Data Science for Librarians: why you should care and what you can do?

Big data and small data

2012 is the year when everyone gets to know about the term Big Data. Like other buzzwords, there are various definitions for this term. In his article about this topic, Timo Elliot enumerates seven definitions of Big Data from its originality, and the aspects of technology, data destination, and a new term for old stuff, etc.

Big Data is listed in the Top 10 Technology Trends in 2013 by the renowned Gartner Inc. But more importantly, people are seeing it every day. One example is Nate Silver’s prediction of the 2013 US President Election. As a statistician, he successfully predicted the winner of the election in all 50 states in the US by exploring, collecting and analyzing large volume of data.

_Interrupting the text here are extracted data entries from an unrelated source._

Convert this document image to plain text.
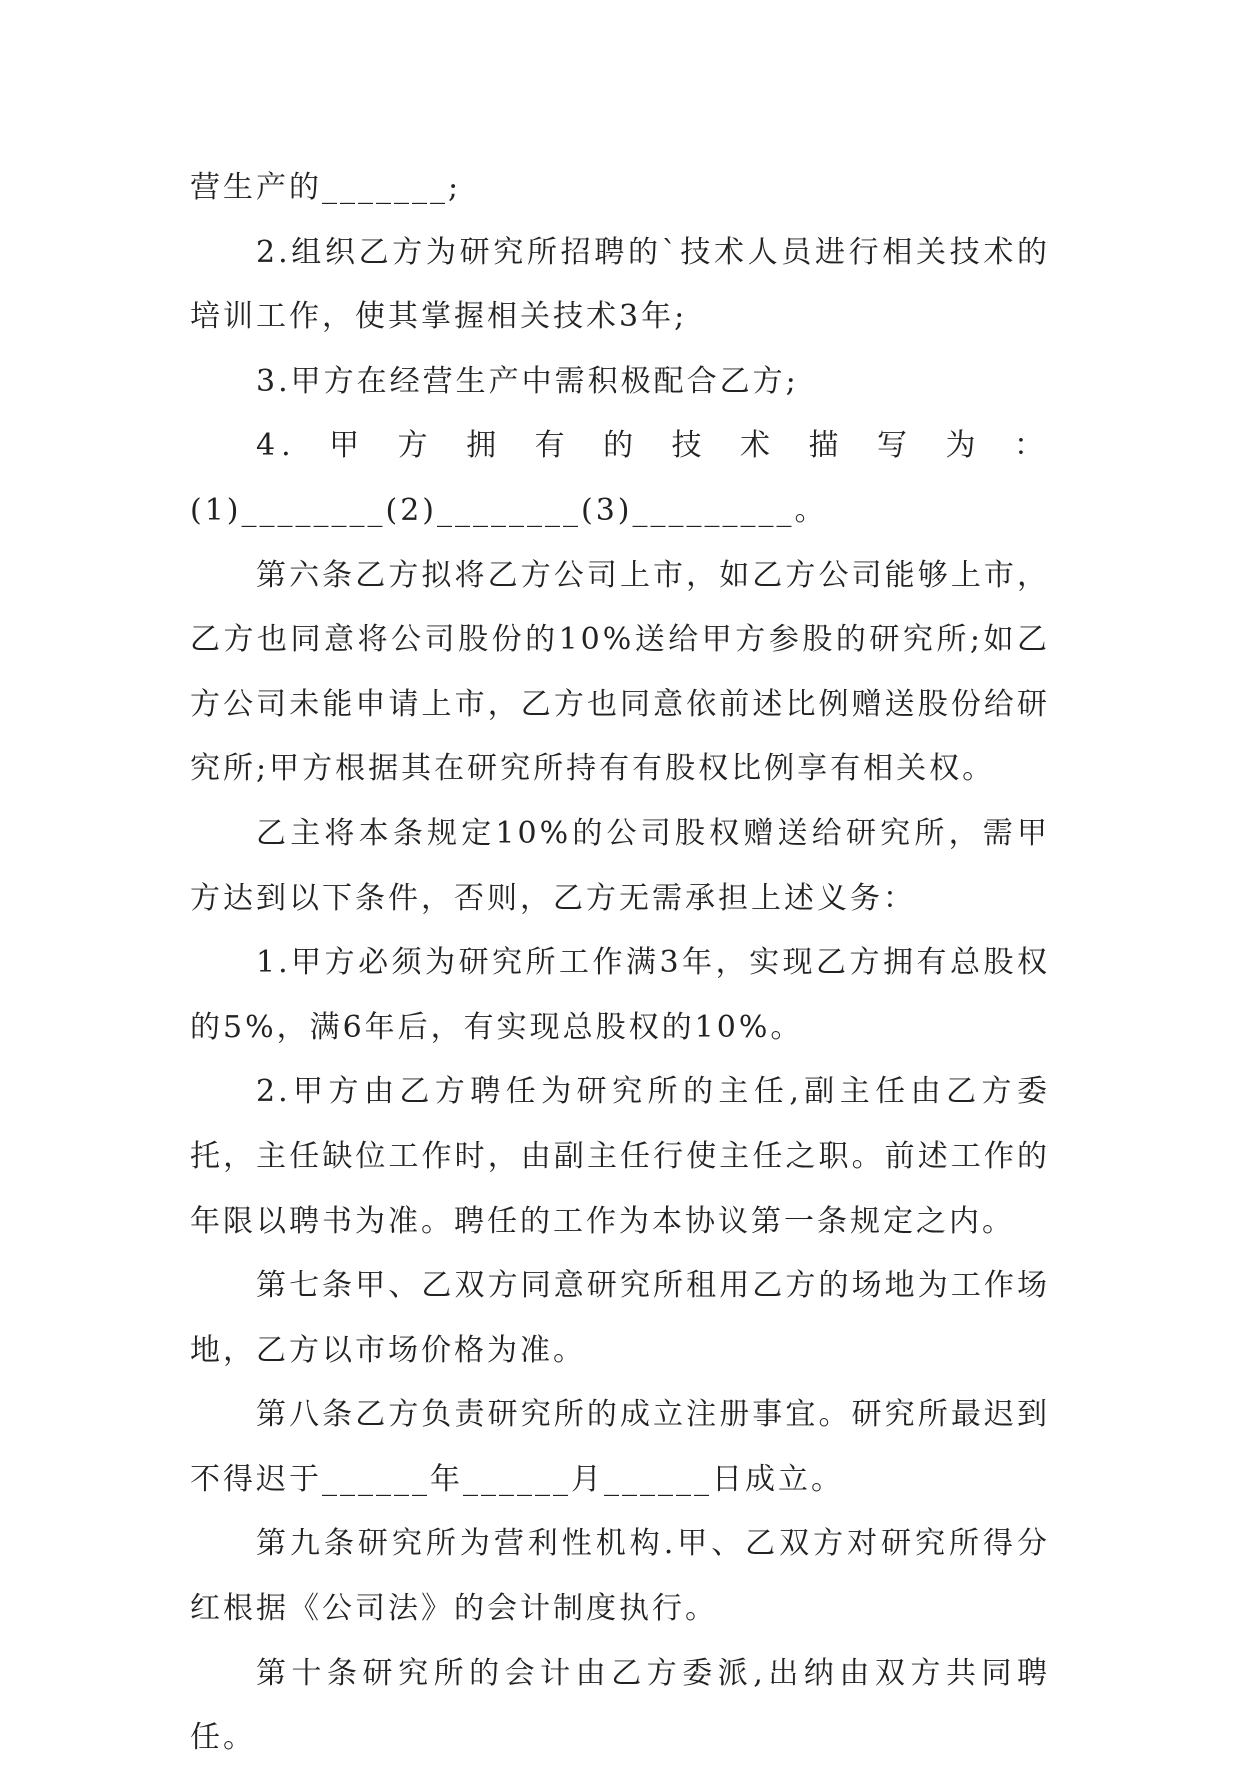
营生产的_______;

2.组织乙方为研究所招聘的`技术人员进行相关技术的培训工作，使其掌握相关技术3年;

3.甲方在经营生产中需积极配合乙方;

4.甲方拥有的技术描写为：

(1)________(2)________(3)_________。

第六条乙方拟将乙方公司上市，如乙方公司能够上市，乙方也同意将公司股份的10%送给甲方参股的研究所;如乙方公司未能申请上市，乙方也同意依前述比例赠送股份给研究所;甲方根据其在研究所持有有股权比例享有相关权。

乙主将本条规定10%的公司股权赠送给研究所，需甲方达到以下条件，否则，乙方无需承担上述义务：

1.甲方必须为研究所工作满3年，实现乙方拥有总股权的5%，满6年后，有实现总股权的10%。

2.甲方由乙方聘任为研究所的主任,副主任由乙方委托，主任缺位工作时，由副主任行使主任之职。前述工作的年限以聘书为准。聘任的工作为本协议第一条规定之内。

第七条甲、乙双方同意研究所租用乙方的场地为工作场地，乙方以市场价格为准。

第八条乙方负责研究所的成立注册事宜。研究所最迟到不得迟于______年______月______日成立。

第九条研究所为营利性机构.甲、乙双方对研究所得分红根据《公司法》的会计制度执行。

第十条研究所的会计由乙方委派,出纳由双方共同聘任。
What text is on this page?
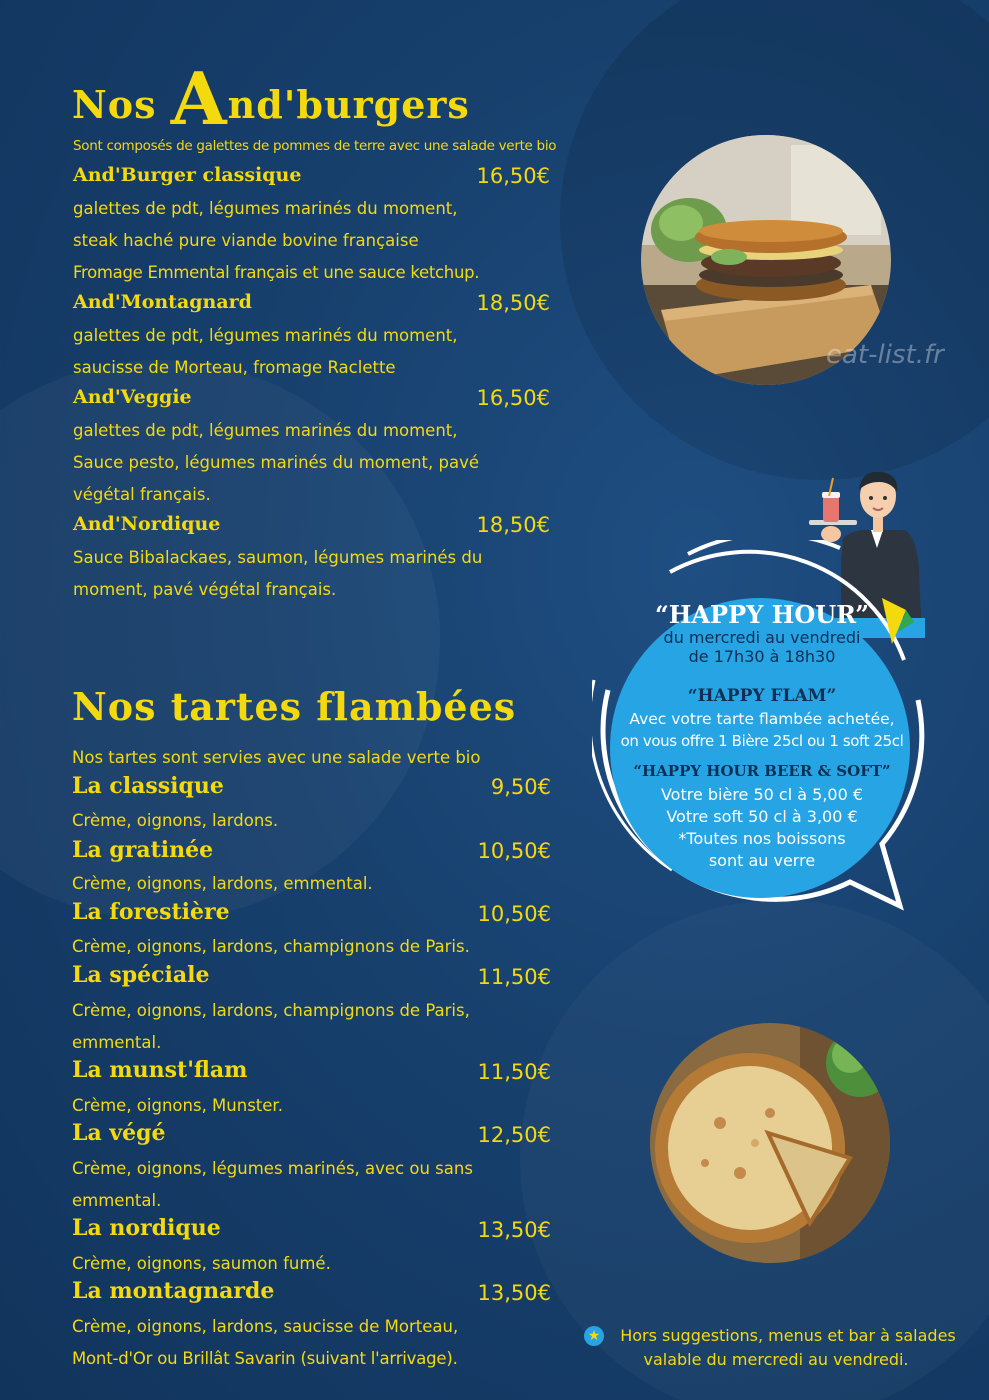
Nos And'burgers
Sont composés de galettes de pommes de terre avec une salade verte bio
And'Burger classique	16,50€
galettes de pdt, légumes marinés du moment,
steak haché pure viande bovine française
Fromage Emmental français et une sauce ketchup.
And'Montagnard	18,50€
galettes de pdt, légumes marinés du moment,
saucisse de Morteau, fromage Raclette
And'Veggie	16,50€
galettes de pdt, légumes marinés du moment,
Sauce pesto, légumes marinés du moment, pavé
végétal français.
And'Nordique	18,50€
Sauce Bibalackaes, saumon, légumes marinés du
moment, pavé végétal français.
eat-list.fr
“HAPPY HOUR”
du mercredi au vendredi
de 17h30 à 18h30
“HAPPY FLAM”
Avec votre tarte flambée achetée,
on vous offre 1 Bière 25cl ou 1 soft 25cl
“HAPPY HOUR BEER & SOFT”
Votre bière 50 cl à 5,00 €
Votre soft 50 cl à 3,00 €
*Toutes nos boissons
sont au verre
Nos tartes flambées
Nos tartes sont servies avec une salade verte bio
La classique	9,50€
Crème, oignons, lardons.
La gratinée	10,50€
Crème, oignons, lardons, emmental.
La forestière	10,50€
Crème, oignons, lardons, champignons de Paris.
La spéciale	11,50€
Crème, oignons, lardons, champignons de Paris,
emmental.
La munst'flam	11,50€
Crème, oignons, Munster.
La végé	12,50€
Crème, oignons, légumes marinés, avec ou sans
emmental.
La nordique	13,50€
Crème, oignons, saumon fumé.
La montagnarde	13,50€
Crème, oignons, lardons, saucisse de Morteau,
Mont-d'Or ou Brillât Savarin (suivant l'arrivage).
★	Hors suggestions, menus et bar à salades
valable du mercredi au vendredi.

But on the other hand, it is felt by many that the concept of Big Data is too broad and vague to define. Moreover, due to the resources and expertise required by Big Data, it may not be the best solution for smaller companies. As such, some people coined the term “Small Data”, which means smaller datasets often resides on smaller software or platforms, whose structure is also more decentralized. Regardless of the names and volumes, it’s probably safe to say that what really matters is data science, including but not limited to collecting, managing, preserving and presenting data, rather than these dry catch phrases.

Why librarians should care about data

First of all, libraries are in the bigger information industry. Data are the source of information which we care about. As librarians, we offer library members all kinds of information (books, other materials, and reference). And before offering them, we need to collect and manage the information. As a result, many library processes can be seen as a part of data science.

Another, which may be a more direct reason, is that our members (especially those of academic libraries) need these services and we have the expertise to support their needs. From January 2011, data management plan is required for all grant applications to National Science Foundation. As a result, research communities need librarians to help them with data and data management, which is also a chance for librarians to rebrand themselves as a more valuable facilitator for academic research.

Last but not least, when we are offering services and when members are using libraries, a huge amount of data are also created, for example, the data about our members and how they are using the library. These kinds of data, after appropriate gathering and analysis, can help us build better services.

Data services

Data services are one example of libraries’ participating in Data Management movement, many people see them as a promising library services for the future. An increasingly number of academic libraries is offering these services to their university communities. ACRL Research Planning and Review Committee identify data curation as one of the top ten trends in academic libraries in 2012.

According to a survey about how academic libraries in North America are offering data services conducted by ACRL in 2011, even though data services are still in an early stage for most of the libraries, many libraries are doing a good job in using their traditional expertise to enter this field, for example, nearly half of the participants (44.1%) are offering reference services to help members find and cite data or data sets.

Learning Resources

As promising as the future of data services seems to be, a number of gaps between where we are and where we will/should be can be easily found. Besides traditional library skills, better technical skills and knowledge of specific research fields are definitely needed for librarian to offer these services. This list of expertise may look daunting for new-comers in this field. But don’t’ worry. There are various resources you can make good use of.

The first kind of resource is Open Online Courses. Bill Howe from University of Washington offered a MOOC on Coursera this summer titled “Introduction to Data Science”, which includes some “hard-core” technical skills needed in this field. Another course with the same title will be offered by School of Information Studies at Syracuse University in this fall. For Open Online Courses that are not that massive, RDMRose and 3TU.Datacentrum are the two projects in which you can find useful course materials.

Increasingly more library researchers and librarians have been paying attention to this field. A large number of books, articles and reports talking about this topic have been published. One example is Professor Jeffrey M. Stanton’s book “Introduction to Data Science”, who is a professor in School of Information Studies at Syracuse University. You can download the PDF version of this “open source” textbook at Professor Jeffrey M. Stanton’s website.

Another source worth mentioning is conferences. For example, in this year’s ALA Annual Conference, there are a number of sessions about this topic. One of the sessions is Data, E-Data, Data Curation: Our New Frontier, in which practitioners from California Digital Library, Purdue University Libraries, and University of Illinois at Chicago shared their experience and observation of this field.

Is your library offering data services? Do you know any other sources for data management that can be used by librarians? And what’s your opinion about this article. We are interested in hearing your voices.